The reason that people advocate concatenation of different systems to conduct PCA analysis is to establish a consistent coordinate/axis system. Moreover, it becomes possible to relate different modes in such a combined system because the principal components have the same meaning.

However, in that view, there is a significant flaw: if a mutant system has the absence of a particular PC, then overall that PC will become a minor component in the overall analysis and may not rise to the level of analysis (you have as many PCs as you have atoms). Thus, such a combined analysis requires significantly more examination to capture such differences.

If you don't combine analyses, then you have to find a way to identify which PCs are comparable between the different simulations, which is a tractable though computationally intensive problem. This is the way I used to approach this problem - as separate simulations with independent PCA analyses.

At this point, you're running into the real limits of the basic DCD file structure, not the CATDCD limits. The DCD file structure header can specify the number of atoms in the record, but CATDCD doesn't/can't implement this.

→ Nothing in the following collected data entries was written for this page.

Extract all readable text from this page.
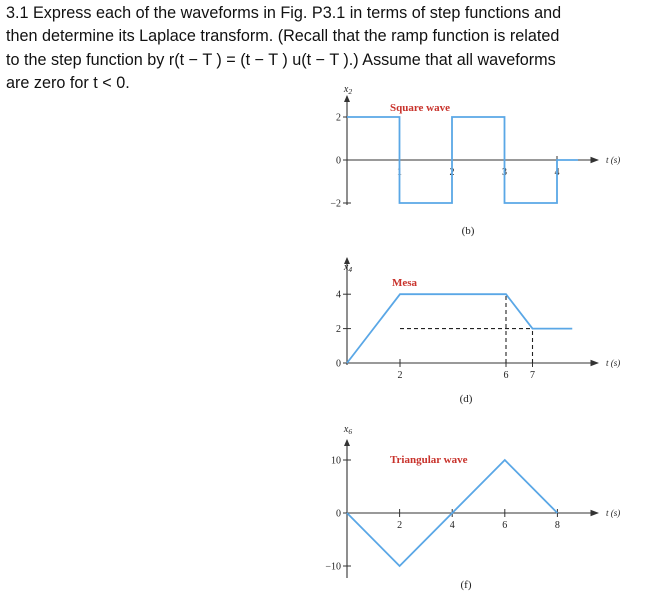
3.1 Express each of the waveforms in Fig. P3.1 in terms of step functions and

then determine its Laplace transform. (Recall that the ramp function is related

to the step function by r(t − T ) = (t − T ) u(t − T ).) Assume that all waveforms

are zero for t < 0.	$x_2$
t (s)
2
0
−2
1	2	3	4
Square wave
(b)
$x_4$
t (s)
4
2
0
2	6 7
Mesa
(d)
$x_6$
t (s)
10
0
−10
2	4	6	8
Triangular wave
(f)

I would like to concatenate some mutant simulations with wild type simulations to run PCA analysis. However, catdcd will not allow me to concatenate all the simulations into a single DCD file due to the different numbers of atoms between the wildtype and mutant as a result of the point mutations I introduced. How can I combine these files to run an accurate PCA? I have heard that it is necessary to combine all simulations into a single file to compare the wildtype and mutant as this ensures PC1, PC2, etc. are the same between the various simulations. I appreciate any advice!